Eteeski founder Eric Tereshinski has cancelled Ant Simulator after accusing his business partners of spending crowdfunding money on alcohol and strippers.
Update: Eric Tereshinski’s business partners, Tyler Monce and Devon Staley, have stated that the allegations are completely false. In fact, they claim Tereshinski had taken complete control of business accounts and transferred company funds to his personal bank account.
“It’s completely false,” Monce says. “I don’t know why he’s painting that picture, but the reality is that anything that was spent in a bar or restaurant was very reasonable in nature when you look at any business, including video game companies. It was part of our operating budget, it’s not anything that was excessive. It was all reported to the IRS. The picture he’s painting about that is 100 percent bull****.”
Monce and Staley’s theory is that when Ant Simulator started growing in popularity, Tereshinski wanted to take the profits for himself, which they opposed. At this point, Tereshinski allegedly took control of bank, social media, and website accounts, which removed any opportunity for embezzlement. After making his recent accusations and leaving the company, Tereshinski edited the Eteeski home page to consist solely of biographies of Monce and Staley.
“The important thing to realize is that the ETeeski team wasn’t just us three,” Staley said. “We had a lot of contractors. Nine or ten people who worked on this game. Models, rigging, our environmental art, and our human art, were all done through contractors … He’s making this claim that we spent all this money on expensive entertainment, and that’s completely false. We paid all these people who worked for us.”
Source: Game Informer
Original Story: Video game projects are cancelled all the time, and even crowdfunding support can’t guarantee success. But game development rarely closes as dramatically as Ant Simulator did last weekend. In a new video, lead developer Eric Tereshinski claims the project is ending after his Eteeski business partners spent campaign money at bars and strip clubs.
“This is going to be the worst video I’ve ever had to make,” Tereshinski said. “I can’t work on Ant Simulator anymore. I recently found out my ex-business partners were secretly stealing company money. They had secretly spent the overwhelming majority of both our Kickstarter money and the Ant Simulator investment money on liquor, restaurants, bars, and even strippers. This is the reason it has become exceedingly clear to me that I cannot have my career associated with these guys.”
Ant Simulator‘s goal was to let players build and fortify ant colonies by taking direct control of worker and soldier ants in a giant natural setting.
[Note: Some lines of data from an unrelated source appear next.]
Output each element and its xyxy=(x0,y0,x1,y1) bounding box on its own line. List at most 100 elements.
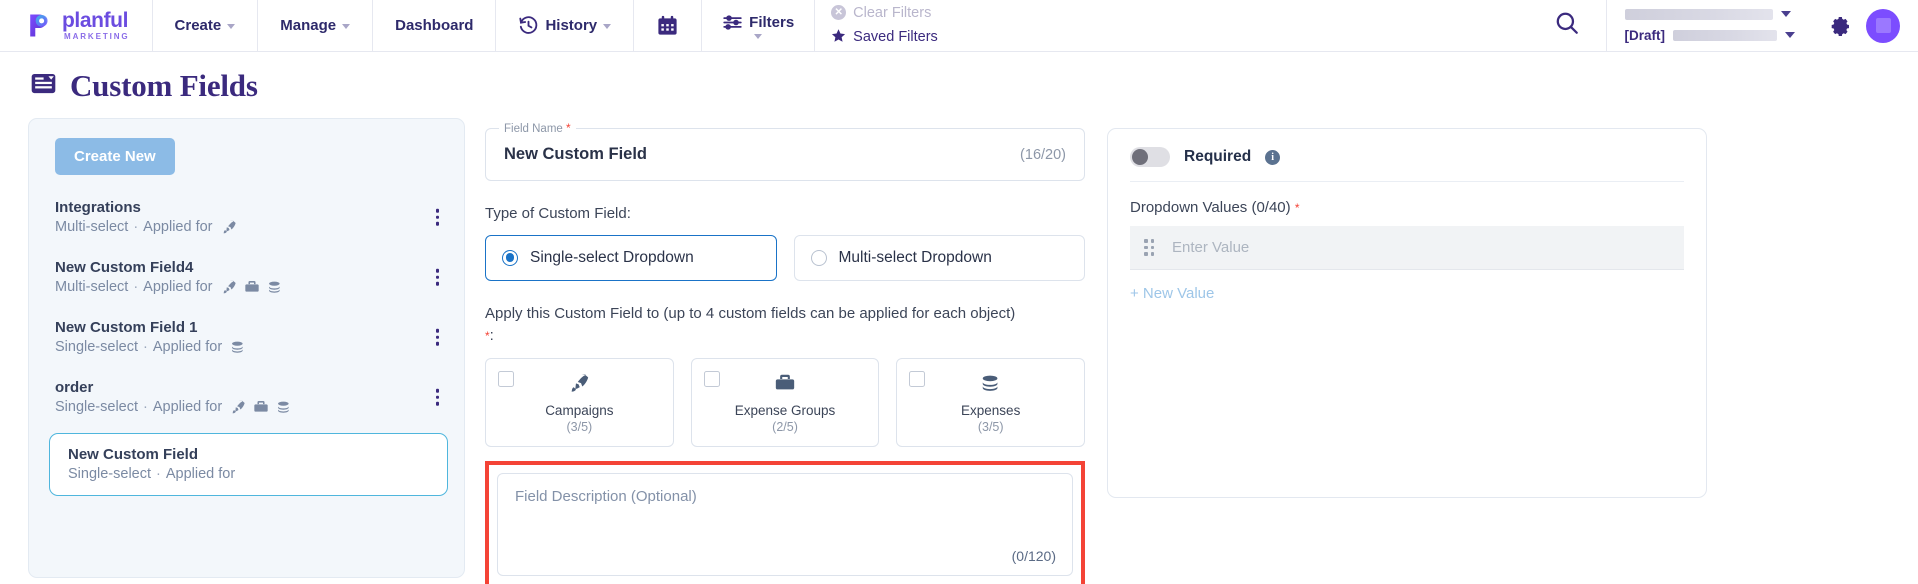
nav-item-manage[interactable]: Manage xyxy=(258,0,374,51)
list-item-type: Multi-select xyxy=(55,219,129,235)
nav-item-dashboard[interactable]: Dashboard xyxy=(373,0,497,51)
checkbox-icon[interactable] xyxy=(498,370,514,387)
required-label: Required xyxy=(1184,148,1252,165)
list-item-object-icons xyxy=(221,279,283,295)
custom-fields-icon xyxy=(30,70,57,102)
planful-logo[interactable]: planful MARKETING xyxy=(0,0,153,51)
custom-field-form: Field Name * New Custom Field (16/20) Ty… xyxy=(485,118,1086,584)
saved-filters-button[interactable]: Saved Filters xyxy=(831,28,938,47)
planful-logo-icon xyxy=(30,14,48,37)
list-item-applied-label: Applied for xyxy=(143,279,213,295)
object-card-expenses[interactable]: Expenses (3/5) xyxy=(896,357,1086,447)
list-item[interactable]: order Single-select · Applied for xyxy=(29,367,464,427)
budget-selector[interactable] xyxy=(1624,8,1796,20)
logo-tagline: MARKETING xyxy=(64,32,130,41)
type-of-custom-field-label: Type of Custom Field: xyxy=(485,205,631,222)
coins-icon xyxy=(232,341,243,353)
list-item[interactable]: New Custom Field 1 Single-select · Appli… xyxy=(29,307,464,367)
dropdown-values-label-text: Dropdown Values (0/40) xyxy=(1130,199,1291,216)
gear-icon xyxy=(1827,11,1852,41)
object-card-expense-groups[interactable]: Expense Groups (2/5) xyxy=(690,357,880,447)
redacted-scenario-name xyxy=(1673,29,1777,41)
info-icon[interactable]: i xyxy=(1265,149,1281,165)
object-name: Expense Groups xyxy=(734,402,836,418)
chevron-down-icon xyxy=(1780,11,1791,17)
filter-links-group: ✕ Clear Filters Saved Filters xyxy=(815,0,956,51)
separator-dot: · xyxy=(143,339,148,355)
object-name: Campaigns xyxy=(545,402,614,418)
object-card-campaigns[interactable]: Campaigns (3/5) xyxy=(485,357,674,447)
radio-multi-select-dropdown[interactable]: Multi-select Dropdown xyxy=(793,234,1085,281)
nav-item-calendar[interactable] xyxy=(634,0,703,51)
type-radio-group: Single-select Dropdown Multi-select Drop… xyxy=(485,234,1085,281)
main-content: Create New Integrations Multi-select · A… xyxy=(0,118,1918,584)
required-row: Required i xyxy=(1130,147,1684,182)
top-navigation-bar: planful MARKETING Create Manage Dashboar… xyxy=(0,0,1918,52)
briefcase-icon xyxy=(704,370,867,396)
chevron-down-icon xyxy=(1785,32,1795,38)
radio-icon xyxy=(502,249,518,266)
apply-to-suffix: : xyxy=(489,327,494,344)
list-item-name: New Custom Field 1 xyxy=(55,319,198,336)
avatar[interactable] xyxy=(1866,8,1900,43)
checkbox-icon[interactable] xyxy=(909,370,926,387)
nav-item-history[interactable]: History xyxy=(496,0,635,51)
custom-fields-list-panel: Create New Integrations Multi-select · A… xyxy=(28,118,465,578)
list-item-applied-label: Applied for xyxy=(143,219,213,235)
required-asterisk: * xyxy=(1294,201,1300,215)
add-new-value-button[interactable]: + New Value xyxy=(1130,285,1214,302)
list-item-type: Single-select xyxy=(55,339,139,355)
coins-icon xyxy=(278,401,289,413)
list-item-menu-button[interactable] xyxy=(433,266,443,289)
logo-wordmark: planful xyxy=(62,9,129,32)
clear-filters-label: Clear Filters xyxy=(853,4,932,21)
coins-icon xyxy=(909,370,1072,396)
nav-item-label: History xyxy=(545,17,598,34)
nav-item-label: Manage xyxy=(280,17,337,34)
nav-item-create[interactable]: Create xyxy=(153,0,259,51)
search-button[interactable] xyxy=(1532,0,1606,51)
list-item-object-icons xyxy=(230,399,292,415)
dropdown-value-row[interactable]: Enter Value xyxy=(1130,226,1684,270)
checkbox-icon[interactable] xyxy=(703,370,720,387)
list-item-menu-button[interactable] xyxy=(433,326,443,349)
chevron-down-icon xyxy=(342,24,351,29)
scenario-selector[interactable]: [Draft] xyxy=(1624,27,1795,43)
list-item-selected[interactable]: New Custom Field Single-select · Applied… xyxy=(49,433,448,496)
rocket-icon xyxy=(498,370,661,396)
settings-button[interactable] xyxy=(1813,0,1866,51)
radio-label: Multi-select Dropdown xyxy=(838,248,992,266)
dropdown-values-panel: Required i Dropdown Values (0/40) * Ente… xyxy=(1107,128,1707,498)
radio-single-select-dropdown[interactable]: Single-select Dropdown xyxy=(485,234,777,281)
clear-filters-button[interactable]: ✕ Clear Filters xyxy=(831,5,938,21)
object-checkbox-group: Campaigns (3/5) Expense Groups (2/5) Exp… xyxy=(485,357,1086,447)
chevron-down-icon xyxy=(227,24,236,29)
list-item-menu-button[interactable] xyxy=(433,206,443,229)
separator-dot: · xyxy=(133,219,139,235)
briefcase-icon xyxy=(244,281,259,292)
apply-to-label: Apply this Custom Field to (up to 4 cust… xyxy=(485,303,1085,348)
object-count: (3/5) xyxy=(566,419,593,434)
user-avatar-button[interactable] xyxy=(1866,0,1918,51)
list-item[interactable]: New Custom Field4 Multi-select · Applied… xyxy=(29,247,464,307)
nav-item-label: Create xyxy=(174,17,222,34)
page-title: Custom Fields xyxy=(70,68,258,103)
nav-item-filters[interactable]: Filters xyxy=(702,0,816,51)
field-name-label: Field Name * xyxy=(499,121,576,135)
field-name-input[interactable]: New Custom Field (16/20) xyxy=(486,129,1084,180)
dropdown-value-placeholder: Enter Value xyxy=(1172,239,1250,256)
field-description-placeholder: Field Description (Optional) xyxy=(515,487,697,505)
separator-dot: · xyxy=(133,279,139,295)
draft-badge: [Draft] xyxy=(1624,27,1666,43)
required-toggle[interactable] xyxy=(1130,147,1170,167)
drag-handle-icon[interactable] xyxy=(1144,239,1154,256)
filters-sliders-icon xyxy=(722,12,743,33)
rocket-icon xyxy=(223,280,236,294)
list-item-object-icons xyxy=(230,339,246,355)
list-item[interactable]: Integrations Multi-select · Applied for xyxy=(29,187,464,247)
field-description-textarea[interactable]: Field Description (Optional) (0/120) xyxy=(497,472,1073,576)
list-item-menu-button[interactable] xyxy=(433,386,443,409)
separator-dot: · xyxy=(156,466,161,482)
create-new-button[interactable]: Create New xyxy=(55,138,175,175)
Funding seems to have been provided by a Kickstarter campaign for Ultimate gamedev tutorials, independent Ant Simulator crowdfunding, and limited early access preorders.
“I’m very pissed off I lost money,” Tereshinski continues. “I lost over a year in work. And I lost a game that I loved, and I was proud of, and I was really looking forward to releasing on Steam and PS4. It was supposed to be my first big step in really taking a shot at making video games as a career. But I have to start over now.”
Tereshinski adds that he cannot continue Ant Simulator‘s development independently, since his work was contracted under Eteeski. Which is a shame – Ant Simulator‘s screenshots and videos looked gorgeous, and the concept could have made for a highly unique game. Tereshinski is currently looking into ways to provide Ant Simulator refunds to early adopters.